Mr. Chávez has already done quite a lot to help himself. The Nov. 23 elections are for 23 state governors and hundreds of legislative and mayoral posts, and earlier this year polls showed that opposition candidates could sweep the most important races, including the governorships of greater Caracas and surrounding Miranda state. Mr. Chávez responded by borrowing a tactic from Iran, another close ally. His administration banned more than 300 candidates, including Leopoldo López, an opposition mayor with a national following who was heavily favored in Caracas. The exclusion blatantly violated Venezuela's constitution and the Inter-American Democratic Charter of the Organization of American States, which say that candidates cannot be barred from elections unless they are convicted of crimes. But the sanction was rubber-stamped by Mr. Chávez's Supreme Court, which he packed with his followers several years ago.
State-controlled media have been promoting Mr. Chávez's nominees for months, and the government has spent tens of billions of dollars to restock empty store shelves with imported goods. Yet the opposition is still favored to win at least four states, including two of the country's largest; Mr. Chávez's gubernatorial nominees are vulnerable in as many as seven other states. So the president has been stepping up his rhetoric. He threatened one leading opposition candidate with arrest, and recently said he would dispatch tanks to populous Carabobo state in the likely event of an opposition victory there.

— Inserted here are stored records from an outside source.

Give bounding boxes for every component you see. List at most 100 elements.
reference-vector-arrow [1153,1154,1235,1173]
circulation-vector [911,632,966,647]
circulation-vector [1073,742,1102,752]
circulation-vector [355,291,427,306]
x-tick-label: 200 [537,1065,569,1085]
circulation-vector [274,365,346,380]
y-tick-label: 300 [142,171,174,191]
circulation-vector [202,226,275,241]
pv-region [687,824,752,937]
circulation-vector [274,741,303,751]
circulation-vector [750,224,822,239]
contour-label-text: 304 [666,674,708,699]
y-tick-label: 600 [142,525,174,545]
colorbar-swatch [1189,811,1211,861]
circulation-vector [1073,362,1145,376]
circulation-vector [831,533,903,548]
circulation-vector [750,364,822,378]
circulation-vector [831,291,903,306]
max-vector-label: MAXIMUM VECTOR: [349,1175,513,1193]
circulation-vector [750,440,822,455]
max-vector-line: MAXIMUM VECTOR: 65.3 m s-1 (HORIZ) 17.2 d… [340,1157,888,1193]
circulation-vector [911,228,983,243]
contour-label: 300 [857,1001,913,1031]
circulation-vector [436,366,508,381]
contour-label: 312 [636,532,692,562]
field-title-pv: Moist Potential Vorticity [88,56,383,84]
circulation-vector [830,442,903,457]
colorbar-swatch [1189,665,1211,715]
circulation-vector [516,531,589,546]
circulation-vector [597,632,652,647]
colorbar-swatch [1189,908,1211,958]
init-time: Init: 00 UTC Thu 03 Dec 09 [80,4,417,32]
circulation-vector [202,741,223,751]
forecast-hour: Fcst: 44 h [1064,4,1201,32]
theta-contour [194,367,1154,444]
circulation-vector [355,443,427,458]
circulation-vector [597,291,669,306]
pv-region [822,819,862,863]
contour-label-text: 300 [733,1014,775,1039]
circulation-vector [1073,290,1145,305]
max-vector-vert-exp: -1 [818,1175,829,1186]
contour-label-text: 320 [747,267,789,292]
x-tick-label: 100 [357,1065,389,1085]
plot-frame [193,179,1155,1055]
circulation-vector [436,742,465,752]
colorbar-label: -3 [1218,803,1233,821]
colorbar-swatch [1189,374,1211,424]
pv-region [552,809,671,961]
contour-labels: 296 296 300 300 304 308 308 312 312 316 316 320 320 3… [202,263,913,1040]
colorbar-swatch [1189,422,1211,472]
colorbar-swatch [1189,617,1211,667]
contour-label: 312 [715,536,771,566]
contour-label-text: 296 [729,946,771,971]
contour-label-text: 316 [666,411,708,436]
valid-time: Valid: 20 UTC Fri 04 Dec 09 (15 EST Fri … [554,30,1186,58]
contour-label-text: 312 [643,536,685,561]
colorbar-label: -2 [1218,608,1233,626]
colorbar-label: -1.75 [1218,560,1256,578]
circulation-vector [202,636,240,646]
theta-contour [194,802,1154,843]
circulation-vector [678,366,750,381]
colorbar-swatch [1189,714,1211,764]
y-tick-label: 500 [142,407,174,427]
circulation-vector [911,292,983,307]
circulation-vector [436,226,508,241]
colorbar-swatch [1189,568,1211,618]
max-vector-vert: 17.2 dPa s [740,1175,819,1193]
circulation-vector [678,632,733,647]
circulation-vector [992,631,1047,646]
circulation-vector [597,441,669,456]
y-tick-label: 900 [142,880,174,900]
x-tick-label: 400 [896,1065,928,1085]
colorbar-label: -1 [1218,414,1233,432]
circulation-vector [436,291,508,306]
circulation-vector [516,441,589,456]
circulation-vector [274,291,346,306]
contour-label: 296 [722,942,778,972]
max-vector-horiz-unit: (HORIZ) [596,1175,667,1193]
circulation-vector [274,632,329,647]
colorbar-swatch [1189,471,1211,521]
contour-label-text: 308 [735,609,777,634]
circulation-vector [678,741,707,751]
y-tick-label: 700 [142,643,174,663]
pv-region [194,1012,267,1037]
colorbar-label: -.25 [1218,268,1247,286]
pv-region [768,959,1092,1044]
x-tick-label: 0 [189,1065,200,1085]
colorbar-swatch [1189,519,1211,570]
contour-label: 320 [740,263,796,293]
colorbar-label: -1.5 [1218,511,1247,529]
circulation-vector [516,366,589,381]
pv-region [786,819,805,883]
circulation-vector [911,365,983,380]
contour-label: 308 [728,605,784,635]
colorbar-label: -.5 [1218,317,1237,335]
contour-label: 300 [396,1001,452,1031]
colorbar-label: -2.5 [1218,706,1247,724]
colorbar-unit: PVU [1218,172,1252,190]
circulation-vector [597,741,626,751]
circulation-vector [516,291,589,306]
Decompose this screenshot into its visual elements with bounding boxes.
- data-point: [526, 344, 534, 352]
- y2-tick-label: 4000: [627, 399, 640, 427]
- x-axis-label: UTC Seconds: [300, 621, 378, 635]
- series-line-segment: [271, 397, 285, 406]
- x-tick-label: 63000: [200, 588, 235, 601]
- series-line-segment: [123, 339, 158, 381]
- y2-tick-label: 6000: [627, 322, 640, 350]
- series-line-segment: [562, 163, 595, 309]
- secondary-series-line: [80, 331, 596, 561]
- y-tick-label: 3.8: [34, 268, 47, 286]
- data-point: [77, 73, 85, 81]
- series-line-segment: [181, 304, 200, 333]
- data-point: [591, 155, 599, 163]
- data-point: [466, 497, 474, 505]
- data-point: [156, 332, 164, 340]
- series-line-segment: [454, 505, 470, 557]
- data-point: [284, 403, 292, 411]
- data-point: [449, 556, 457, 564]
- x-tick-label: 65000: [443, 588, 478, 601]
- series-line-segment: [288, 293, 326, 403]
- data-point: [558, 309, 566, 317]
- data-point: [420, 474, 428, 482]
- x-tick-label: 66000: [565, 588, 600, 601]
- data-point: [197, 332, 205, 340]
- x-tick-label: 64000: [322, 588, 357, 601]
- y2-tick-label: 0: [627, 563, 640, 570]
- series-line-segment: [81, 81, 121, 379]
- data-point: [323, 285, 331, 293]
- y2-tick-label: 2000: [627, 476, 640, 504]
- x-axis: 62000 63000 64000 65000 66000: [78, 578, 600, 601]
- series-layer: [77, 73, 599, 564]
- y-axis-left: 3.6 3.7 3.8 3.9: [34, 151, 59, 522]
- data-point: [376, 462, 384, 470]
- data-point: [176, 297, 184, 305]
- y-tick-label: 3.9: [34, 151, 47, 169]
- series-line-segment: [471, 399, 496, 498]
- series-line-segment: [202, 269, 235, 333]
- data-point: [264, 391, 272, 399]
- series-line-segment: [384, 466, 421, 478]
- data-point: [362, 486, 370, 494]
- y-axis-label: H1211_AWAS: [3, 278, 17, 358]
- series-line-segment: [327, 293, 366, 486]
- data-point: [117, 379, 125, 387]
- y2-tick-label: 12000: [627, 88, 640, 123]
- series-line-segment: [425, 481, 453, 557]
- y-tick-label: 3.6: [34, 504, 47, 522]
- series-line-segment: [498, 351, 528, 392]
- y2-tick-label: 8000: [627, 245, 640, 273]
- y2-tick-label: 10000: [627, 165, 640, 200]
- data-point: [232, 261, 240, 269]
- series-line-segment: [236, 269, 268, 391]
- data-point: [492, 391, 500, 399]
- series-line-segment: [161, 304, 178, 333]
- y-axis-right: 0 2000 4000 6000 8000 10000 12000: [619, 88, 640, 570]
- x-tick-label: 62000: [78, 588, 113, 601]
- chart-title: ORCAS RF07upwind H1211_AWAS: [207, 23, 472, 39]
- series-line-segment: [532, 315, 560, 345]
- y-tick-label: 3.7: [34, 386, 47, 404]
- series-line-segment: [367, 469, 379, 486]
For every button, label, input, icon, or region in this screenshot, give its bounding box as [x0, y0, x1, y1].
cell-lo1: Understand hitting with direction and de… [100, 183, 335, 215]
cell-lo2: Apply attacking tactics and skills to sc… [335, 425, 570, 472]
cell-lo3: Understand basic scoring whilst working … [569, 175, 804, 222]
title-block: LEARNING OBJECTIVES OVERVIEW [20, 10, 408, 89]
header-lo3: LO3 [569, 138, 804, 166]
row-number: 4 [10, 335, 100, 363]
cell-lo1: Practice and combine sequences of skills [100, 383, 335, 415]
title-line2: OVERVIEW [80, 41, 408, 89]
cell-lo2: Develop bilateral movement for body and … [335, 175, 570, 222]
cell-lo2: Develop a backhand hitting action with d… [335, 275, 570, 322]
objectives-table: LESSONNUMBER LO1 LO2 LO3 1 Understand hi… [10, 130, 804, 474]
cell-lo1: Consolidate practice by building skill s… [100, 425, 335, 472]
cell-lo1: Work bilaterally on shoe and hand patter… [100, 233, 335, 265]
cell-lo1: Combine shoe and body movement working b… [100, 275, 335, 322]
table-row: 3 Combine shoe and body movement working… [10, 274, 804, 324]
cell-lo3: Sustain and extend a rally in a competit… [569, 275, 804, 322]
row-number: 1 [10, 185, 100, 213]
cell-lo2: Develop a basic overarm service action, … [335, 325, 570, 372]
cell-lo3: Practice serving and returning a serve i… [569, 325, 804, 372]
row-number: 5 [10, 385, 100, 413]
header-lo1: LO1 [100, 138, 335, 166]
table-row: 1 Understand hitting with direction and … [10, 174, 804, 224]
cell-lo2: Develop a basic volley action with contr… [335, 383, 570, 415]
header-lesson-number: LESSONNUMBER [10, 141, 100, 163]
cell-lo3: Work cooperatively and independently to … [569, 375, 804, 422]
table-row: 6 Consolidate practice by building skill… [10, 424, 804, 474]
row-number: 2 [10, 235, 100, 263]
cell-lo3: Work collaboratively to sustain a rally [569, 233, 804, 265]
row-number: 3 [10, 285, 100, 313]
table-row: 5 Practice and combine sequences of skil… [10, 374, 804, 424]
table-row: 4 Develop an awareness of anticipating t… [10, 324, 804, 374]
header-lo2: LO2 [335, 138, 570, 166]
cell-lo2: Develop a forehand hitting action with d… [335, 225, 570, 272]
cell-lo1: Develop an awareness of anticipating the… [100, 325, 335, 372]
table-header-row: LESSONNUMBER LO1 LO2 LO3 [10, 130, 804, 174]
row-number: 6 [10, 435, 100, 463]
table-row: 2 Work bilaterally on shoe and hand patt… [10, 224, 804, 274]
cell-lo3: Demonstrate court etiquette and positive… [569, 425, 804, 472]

Mr. Chávez is one of the hostile foreign leaders that Mr. Obama once said he would meet without preconditions. But the president-elect, who ignored a question about Venezuela at his Nov. 7 news conference, has no reason to throw the self-styled "Bolivarian revolutionary" a lifeline. With oil prices dropping, domestic inflation and crime rates soaring, and his opposition gaining, Mr. Chávez's bid to succeed Fidel Castro as a Latin nemesis of the United States is unraveling. There are Latin American countries where early engagement and attention by the Obama administration could do much good; Venezuela isn't one of them.